The request method indicates the overall “action”.

GET is used any time you click a link or type a URL.

Request Methods

When an HTML <form> is submitted, it can be either:

The GET method, with form contents encoded in the URL query string: http://…/foo/bar?name=Greg&cost=6
The POST method, with form contents encoded in the request body (after that blank line).

Request Methods

Practical differences:

Passwords shouldn't be over-the-shoulder visible in the URL, so should be POST.
Can't bookmark a POST request, since not everything needed for the request is in the URL.

Request Methods

Semantic differences:

GET requests should be safe. That is, have no (significant) side effects.
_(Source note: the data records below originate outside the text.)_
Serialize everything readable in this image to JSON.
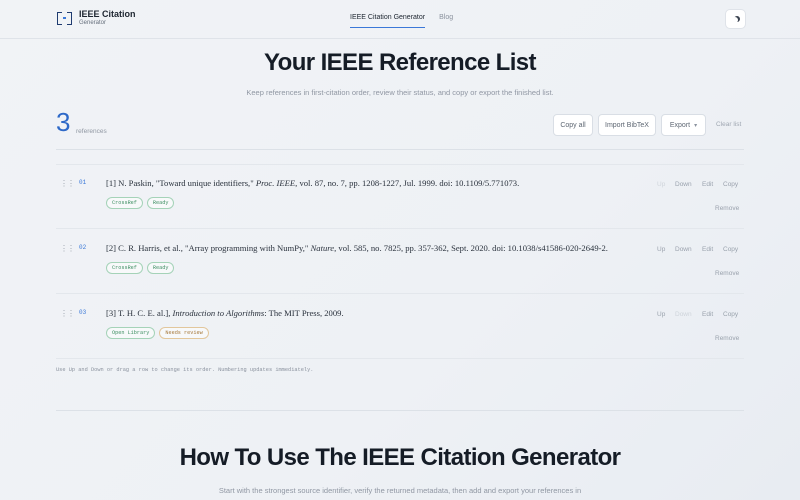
{
  "brand": {
    "title": "IEEE Citation",
    "subtitle": "Generator"
  },
  "nav": [
    {
      "label": "IEEE Citation Generator",
      "active": true
    },
    {
      "label": "Blog",
      "active": false
    }
  ],
  "theme_toggle": {
    "icon": "moon-icon"
  },
  "hero": {
    "title": "Your IEEE Reference List",
    "subtitle": "Keep references in first-citation order, review their status, and copy or export the finished list."
  },
  "summary": {
    "count": "3",
    "count_label": "references"
  },
  "toolbar": {
    "copy_all": "Copy all",
    "import_bibtex": "Import BibTeX",
    "export": "Export",
    "export_caret": "▾",
    "clear": "Clear list"
  },
  "references": [
    {
      "num": "01",
      "prefix": "[1] N. Paskin, \"Toward unique identifiers,\" ",
      "italic": "Proc. IEEE",
      "suffix": ", vol. 87, no. 7, pp. 1208-1227, Jul. 1999. doi: 10.1109/5.771073.",
      "badges": [
        {
          "label": "CrossRef",
          "tone": "green"
        },
        {
          "label": "Ready",
          "tone": "green"
        }
      ],
      "actions": {
        "up": "Up",
        "up_enabled": false,
        "down": "Down",
        "down_enabled": true,
        "edit": "Edit",
        "copy": "Copy",
        "remove": "Remove"
      }
    },
    {
      "num": "02",
      "prefix": "[2] C. R. Harris, et al., \"Array programming with NumPy,\" ",
      "italic": "Nature",
      "suffix": ", vol. 585, no. 7825, pp. 357-362, Sept. 2020. doi: 10.1038/s41586-020-2649-2.",
      "badges": [
        {
          "label": "CrossRef",
          "tone": "green"
        },
        {
          "label": "Ready",
          "tone": "green"
        }
      ],
      "actions": {
        "up": "Up",
        "up_enabled": true,
        "down": "Down",
        "down_enabled": true,
        "edit": "Edit",
        "copy": "Copy",
        "remove": "Remove"
      }
    },
    {
      "num": "03",
      "prefix": "[3] T. H. C. E. al.], ",
      "italic": "Introduction to Algorithms",
      "suffix": ": The MIT Press, 2009.",
      "badges": [
        {
          "label": "Open Library",
          "tone": "green"
        },
        {
          "label": "Needs review",
          "tone": "warn"
        }
      ],
      "actions": {
        "up": "Up",
        "up_enabled": true,
        "down": "Down",
        "down_enabled": false,
        "edit": "Edit",
        "copy": "Copy",
        "remove": "Remove"
      }
    }
  ],
  "hint": "Use Up and Down or drag a row to change its order. Numbering updates immediately.",
  "howto": {
    "title": "How To Use The IEEE Citation Generator",
    "subtitle": "Start with the strongest source identifier, verify the returned metadata, then add and export your references in"
  },
  "colors": {
    "accent": "#2e69c8",
    "badge_green": "#3e8f62",
    "badge_warn": "#a57738"
  }
}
They can be safely reloaded.
If you're changing something (≈ writing to the database), it should be a POST.

It's common to use the Post/Redirect/Get pattern is used to avoid users accidentally reloading POST pages.

Request Methods

We will see other HTTP request methods later when we talk about REST.

The HTTP Response

The server's response will look something like this:

HTTP/1.1 200 Okay
Server: nginx/1.16.0
Content-type: text/html; charset=utf-8

<!DOCTYPE html>
<html><head>…

The HTTP Response

The first line is the status line.

HTTP/1.1 200 Okay

HTTP/1.1: the response HTTP version
200: the status code indicating success/failure of the request. (More later.)
Okay: the reason phrase, a human-readable version of the status code.

The HTTP Response

The following lines are response headers. Same format as the request headers. e.g.

Server: nginx/1.16.0
Content-type: text/html; charset=utf-8

Last line there says that the content is HTML (Internet Media Type text/html) with characters encoded as UTF-8.

The HTTP Response

Again, a blank line to separate the headers from the response body.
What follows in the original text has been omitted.